My last day at work was last Friday. Ten years ago, I left for Japan on the morning of September 11, 2001—and spent a week grounded in Winnipeg when all the planes in North America were put down. Literally the moment after I notified my boss of my intention not to renew my contract, I sat down at my desk and found out that Osama bin Laden had been killed by US forces. I suppose you can call those bookends.
So far I’ve only had one day of actual unemployment. The rest of my time has been spent doing rehearsals, props and load-in for Once Upon A Mattress, as well as helping out with aspects of the Future Global Leaders program and editing a sudden spate of material from AAR JAPAN. But that single day of nothing was a little terrifying.

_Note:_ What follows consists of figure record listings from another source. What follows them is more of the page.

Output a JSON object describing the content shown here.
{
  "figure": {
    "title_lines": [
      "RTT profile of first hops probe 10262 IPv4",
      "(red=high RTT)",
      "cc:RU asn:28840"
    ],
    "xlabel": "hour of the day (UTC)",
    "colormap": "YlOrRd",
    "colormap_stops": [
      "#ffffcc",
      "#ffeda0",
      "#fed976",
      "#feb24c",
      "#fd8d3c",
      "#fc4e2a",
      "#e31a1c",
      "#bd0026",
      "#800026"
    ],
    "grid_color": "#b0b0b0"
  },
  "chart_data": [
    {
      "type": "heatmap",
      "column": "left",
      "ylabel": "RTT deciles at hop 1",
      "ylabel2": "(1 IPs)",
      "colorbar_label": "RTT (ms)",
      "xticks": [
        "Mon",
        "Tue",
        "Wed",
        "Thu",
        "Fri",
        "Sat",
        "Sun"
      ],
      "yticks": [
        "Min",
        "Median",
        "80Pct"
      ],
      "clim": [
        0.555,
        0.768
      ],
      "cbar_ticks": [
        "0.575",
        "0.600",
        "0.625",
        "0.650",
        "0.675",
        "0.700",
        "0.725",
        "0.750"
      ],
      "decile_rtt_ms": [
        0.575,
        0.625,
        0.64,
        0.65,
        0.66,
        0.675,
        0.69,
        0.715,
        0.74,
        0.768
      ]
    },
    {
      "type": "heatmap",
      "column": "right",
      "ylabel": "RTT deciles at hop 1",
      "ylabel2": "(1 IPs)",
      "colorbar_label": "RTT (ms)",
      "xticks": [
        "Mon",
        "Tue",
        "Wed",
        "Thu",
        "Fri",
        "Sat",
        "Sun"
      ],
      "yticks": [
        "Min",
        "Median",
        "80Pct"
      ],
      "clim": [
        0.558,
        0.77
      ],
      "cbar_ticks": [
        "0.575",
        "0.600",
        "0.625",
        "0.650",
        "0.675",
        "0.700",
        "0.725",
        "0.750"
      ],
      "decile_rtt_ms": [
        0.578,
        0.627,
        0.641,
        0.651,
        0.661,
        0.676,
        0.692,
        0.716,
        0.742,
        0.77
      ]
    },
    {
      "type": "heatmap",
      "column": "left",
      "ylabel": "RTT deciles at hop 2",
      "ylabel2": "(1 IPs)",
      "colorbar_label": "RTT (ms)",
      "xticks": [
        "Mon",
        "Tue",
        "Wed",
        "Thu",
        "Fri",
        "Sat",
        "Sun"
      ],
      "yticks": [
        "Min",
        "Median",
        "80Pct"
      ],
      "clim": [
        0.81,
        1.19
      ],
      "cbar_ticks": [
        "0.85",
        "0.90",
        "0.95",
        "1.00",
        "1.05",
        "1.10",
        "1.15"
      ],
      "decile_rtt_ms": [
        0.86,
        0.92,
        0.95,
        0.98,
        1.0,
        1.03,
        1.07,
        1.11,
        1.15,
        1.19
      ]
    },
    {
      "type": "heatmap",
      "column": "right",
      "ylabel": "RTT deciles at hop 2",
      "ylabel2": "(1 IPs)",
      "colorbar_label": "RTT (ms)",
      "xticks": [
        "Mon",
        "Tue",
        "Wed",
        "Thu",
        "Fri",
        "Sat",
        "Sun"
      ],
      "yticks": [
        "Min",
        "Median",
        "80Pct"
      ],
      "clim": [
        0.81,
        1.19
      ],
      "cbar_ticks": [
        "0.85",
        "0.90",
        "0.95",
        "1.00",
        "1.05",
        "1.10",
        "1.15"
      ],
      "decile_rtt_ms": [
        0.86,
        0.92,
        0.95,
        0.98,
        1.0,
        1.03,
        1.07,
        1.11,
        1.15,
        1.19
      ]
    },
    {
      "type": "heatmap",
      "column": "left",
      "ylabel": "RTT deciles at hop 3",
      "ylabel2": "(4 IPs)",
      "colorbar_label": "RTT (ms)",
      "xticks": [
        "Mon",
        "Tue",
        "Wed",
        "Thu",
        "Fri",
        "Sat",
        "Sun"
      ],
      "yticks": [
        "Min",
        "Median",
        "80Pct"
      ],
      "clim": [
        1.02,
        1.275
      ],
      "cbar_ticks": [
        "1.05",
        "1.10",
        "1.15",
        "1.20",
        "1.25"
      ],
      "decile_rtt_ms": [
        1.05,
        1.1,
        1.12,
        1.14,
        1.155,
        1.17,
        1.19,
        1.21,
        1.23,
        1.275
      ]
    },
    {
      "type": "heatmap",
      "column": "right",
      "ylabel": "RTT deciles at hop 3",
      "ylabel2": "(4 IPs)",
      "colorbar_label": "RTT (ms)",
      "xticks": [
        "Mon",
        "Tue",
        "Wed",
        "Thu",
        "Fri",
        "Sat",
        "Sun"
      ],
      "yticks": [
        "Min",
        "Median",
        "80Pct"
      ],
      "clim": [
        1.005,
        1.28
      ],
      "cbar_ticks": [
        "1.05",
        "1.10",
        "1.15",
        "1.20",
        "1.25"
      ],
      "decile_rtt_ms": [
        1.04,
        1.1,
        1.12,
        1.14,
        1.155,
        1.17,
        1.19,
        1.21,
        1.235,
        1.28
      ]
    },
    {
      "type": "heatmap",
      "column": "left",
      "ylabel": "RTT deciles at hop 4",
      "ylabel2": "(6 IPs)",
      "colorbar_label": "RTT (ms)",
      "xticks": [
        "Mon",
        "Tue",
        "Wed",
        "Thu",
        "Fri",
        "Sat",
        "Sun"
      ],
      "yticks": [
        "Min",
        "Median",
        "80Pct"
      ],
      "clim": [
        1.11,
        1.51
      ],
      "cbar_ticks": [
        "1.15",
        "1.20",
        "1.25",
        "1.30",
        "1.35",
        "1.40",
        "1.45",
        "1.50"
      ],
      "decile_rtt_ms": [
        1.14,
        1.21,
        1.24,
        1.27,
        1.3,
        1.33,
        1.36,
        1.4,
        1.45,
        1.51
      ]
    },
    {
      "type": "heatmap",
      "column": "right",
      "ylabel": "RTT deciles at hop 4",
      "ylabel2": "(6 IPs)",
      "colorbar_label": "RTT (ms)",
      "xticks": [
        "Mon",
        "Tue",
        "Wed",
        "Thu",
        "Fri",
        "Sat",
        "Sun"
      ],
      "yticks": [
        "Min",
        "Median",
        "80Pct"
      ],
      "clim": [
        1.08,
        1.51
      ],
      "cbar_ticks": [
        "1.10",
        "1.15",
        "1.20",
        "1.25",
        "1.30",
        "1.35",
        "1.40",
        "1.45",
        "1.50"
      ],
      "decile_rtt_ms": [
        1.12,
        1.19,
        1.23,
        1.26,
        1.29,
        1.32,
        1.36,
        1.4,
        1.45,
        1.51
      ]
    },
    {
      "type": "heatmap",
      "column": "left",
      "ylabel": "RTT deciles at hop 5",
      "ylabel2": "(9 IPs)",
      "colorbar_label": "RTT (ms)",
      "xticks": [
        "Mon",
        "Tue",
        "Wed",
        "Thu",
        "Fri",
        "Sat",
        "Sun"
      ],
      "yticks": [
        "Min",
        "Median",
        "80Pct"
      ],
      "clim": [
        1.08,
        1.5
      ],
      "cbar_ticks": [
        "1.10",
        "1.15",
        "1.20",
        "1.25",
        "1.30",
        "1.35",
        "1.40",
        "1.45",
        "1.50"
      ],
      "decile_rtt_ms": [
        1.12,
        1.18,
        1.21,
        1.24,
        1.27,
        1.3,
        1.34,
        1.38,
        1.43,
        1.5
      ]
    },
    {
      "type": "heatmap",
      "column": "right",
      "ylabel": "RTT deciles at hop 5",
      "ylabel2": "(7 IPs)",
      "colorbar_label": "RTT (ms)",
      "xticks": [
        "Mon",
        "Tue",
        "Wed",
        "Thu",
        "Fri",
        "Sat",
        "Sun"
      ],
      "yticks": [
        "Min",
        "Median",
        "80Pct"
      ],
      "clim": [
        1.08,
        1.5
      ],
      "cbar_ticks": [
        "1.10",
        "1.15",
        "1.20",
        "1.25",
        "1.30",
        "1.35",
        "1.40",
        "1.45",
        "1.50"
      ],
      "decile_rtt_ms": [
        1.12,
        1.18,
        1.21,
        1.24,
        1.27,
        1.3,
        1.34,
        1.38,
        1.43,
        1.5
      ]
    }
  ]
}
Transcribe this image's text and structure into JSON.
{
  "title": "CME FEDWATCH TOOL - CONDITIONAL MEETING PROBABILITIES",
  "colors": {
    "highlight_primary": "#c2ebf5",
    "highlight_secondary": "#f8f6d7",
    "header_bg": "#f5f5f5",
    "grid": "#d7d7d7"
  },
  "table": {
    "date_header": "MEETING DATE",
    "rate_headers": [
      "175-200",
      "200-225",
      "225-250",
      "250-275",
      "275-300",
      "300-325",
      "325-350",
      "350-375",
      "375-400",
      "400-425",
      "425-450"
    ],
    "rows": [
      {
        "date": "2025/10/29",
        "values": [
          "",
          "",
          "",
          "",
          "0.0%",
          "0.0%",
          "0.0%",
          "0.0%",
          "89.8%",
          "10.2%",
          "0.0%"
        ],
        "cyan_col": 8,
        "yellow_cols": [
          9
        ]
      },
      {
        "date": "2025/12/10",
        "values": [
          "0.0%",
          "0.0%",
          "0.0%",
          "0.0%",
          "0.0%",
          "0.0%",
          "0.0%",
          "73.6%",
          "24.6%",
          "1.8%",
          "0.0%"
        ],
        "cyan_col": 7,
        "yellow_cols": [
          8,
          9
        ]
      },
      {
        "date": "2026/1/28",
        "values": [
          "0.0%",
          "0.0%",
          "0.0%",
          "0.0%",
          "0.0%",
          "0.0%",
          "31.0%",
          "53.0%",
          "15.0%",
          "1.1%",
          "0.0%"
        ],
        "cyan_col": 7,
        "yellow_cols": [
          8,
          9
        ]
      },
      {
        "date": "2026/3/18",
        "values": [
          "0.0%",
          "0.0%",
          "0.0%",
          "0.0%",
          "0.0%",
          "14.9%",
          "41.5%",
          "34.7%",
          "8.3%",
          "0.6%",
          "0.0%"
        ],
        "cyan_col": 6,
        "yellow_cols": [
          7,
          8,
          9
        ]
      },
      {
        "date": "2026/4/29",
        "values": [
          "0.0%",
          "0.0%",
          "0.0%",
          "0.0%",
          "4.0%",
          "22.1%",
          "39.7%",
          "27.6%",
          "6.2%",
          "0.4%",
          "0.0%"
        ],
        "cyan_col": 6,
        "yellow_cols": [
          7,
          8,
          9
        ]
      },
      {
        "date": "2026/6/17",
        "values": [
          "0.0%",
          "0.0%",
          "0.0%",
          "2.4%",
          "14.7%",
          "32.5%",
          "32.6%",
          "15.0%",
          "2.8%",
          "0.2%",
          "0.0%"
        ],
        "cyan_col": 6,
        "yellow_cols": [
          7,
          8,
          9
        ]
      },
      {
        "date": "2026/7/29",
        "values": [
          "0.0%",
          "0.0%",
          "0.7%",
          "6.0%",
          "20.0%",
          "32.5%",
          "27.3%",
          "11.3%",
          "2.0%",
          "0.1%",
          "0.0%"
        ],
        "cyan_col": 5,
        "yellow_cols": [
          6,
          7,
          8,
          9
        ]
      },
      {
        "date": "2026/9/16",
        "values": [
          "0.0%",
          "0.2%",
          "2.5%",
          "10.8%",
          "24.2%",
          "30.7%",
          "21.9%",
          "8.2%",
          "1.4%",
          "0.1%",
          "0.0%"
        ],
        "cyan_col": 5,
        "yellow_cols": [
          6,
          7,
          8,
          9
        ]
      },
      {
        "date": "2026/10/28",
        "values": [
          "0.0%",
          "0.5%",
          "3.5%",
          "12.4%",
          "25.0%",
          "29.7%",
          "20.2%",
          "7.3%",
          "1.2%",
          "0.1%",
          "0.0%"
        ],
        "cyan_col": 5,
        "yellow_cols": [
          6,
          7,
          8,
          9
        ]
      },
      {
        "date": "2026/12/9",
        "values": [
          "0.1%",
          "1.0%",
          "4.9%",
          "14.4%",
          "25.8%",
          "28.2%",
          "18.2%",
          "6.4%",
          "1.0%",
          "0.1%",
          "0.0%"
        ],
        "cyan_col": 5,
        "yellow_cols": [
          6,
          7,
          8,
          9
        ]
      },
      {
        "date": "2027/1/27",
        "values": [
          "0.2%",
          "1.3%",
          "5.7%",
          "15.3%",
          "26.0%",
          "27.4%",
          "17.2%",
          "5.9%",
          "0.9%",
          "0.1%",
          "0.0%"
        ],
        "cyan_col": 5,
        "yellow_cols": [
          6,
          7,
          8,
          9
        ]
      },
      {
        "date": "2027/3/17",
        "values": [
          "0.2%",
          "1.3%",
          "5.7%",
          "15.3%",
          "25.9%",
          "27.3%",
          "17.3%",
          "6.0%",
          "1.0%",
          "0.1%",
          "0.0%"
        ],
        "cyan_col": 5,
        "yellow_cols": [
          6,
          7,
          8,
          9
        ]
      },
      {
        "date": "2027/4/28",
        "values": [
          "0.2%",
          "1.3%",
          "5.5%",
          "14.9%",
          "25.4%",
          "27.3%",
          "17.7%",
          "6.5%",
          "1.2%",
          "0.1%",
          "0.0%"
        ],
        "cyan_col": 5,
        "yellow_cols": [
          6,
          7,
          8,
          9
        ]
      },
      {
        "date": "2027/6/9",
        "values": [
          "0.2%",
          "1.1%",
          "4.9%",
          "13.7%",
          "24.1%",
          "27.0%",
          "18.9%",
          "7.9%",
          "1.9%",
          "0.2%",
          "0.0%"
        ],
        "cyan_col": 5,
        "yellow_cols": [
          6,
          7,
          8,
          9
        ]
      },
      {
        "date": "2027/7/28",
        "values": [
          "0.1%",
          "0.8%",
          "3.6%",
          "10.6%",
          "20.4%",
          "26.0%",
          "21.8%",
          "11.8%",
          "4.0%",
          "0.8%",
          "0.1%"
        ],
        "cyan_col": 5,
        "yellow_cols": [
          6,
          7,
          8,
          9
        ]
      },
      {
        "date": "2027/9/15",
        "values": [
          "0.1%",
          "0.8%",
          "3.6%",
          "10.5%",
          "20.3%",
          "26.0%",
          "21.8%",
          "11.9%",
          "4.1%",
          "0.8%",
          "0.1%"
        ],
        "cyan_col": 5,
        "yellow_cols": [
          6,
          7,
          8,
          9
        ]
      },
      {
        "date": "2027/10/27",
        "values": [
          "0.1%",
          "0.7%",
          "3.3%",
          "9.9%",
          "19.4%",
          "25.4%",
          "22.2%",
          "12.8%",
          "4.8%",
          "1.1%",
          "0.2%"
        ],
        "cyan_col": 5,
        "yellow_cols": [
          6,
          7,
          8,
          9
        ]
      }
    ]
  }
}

Every time I finish a task, a swell of emptiness wraps me in indecision as I am at a loss to determine what to do next. I’ve always hated making “to-do” lists, but I’m going to have to make one now simply to maintain my own sanity. There’s so much to do. I need to write it all down, prioritize, make a schedule, and start checking things off. Before anything else, Fragile Order needs to get firmly nailed into its coffin and I need to start contacting agents. But that’s a pretty big task in itself.
On my second-last day, my boss took me aside, shook my hand and told me, “You’re a good man.” I couldn’t help but add, “Charlie Brown.” The “man” epithet has never felt right to me; I’ve always felt like a ten-year-old getting kicked around from place to place. I guess from here on we’ll see if this kid can do anything for himself.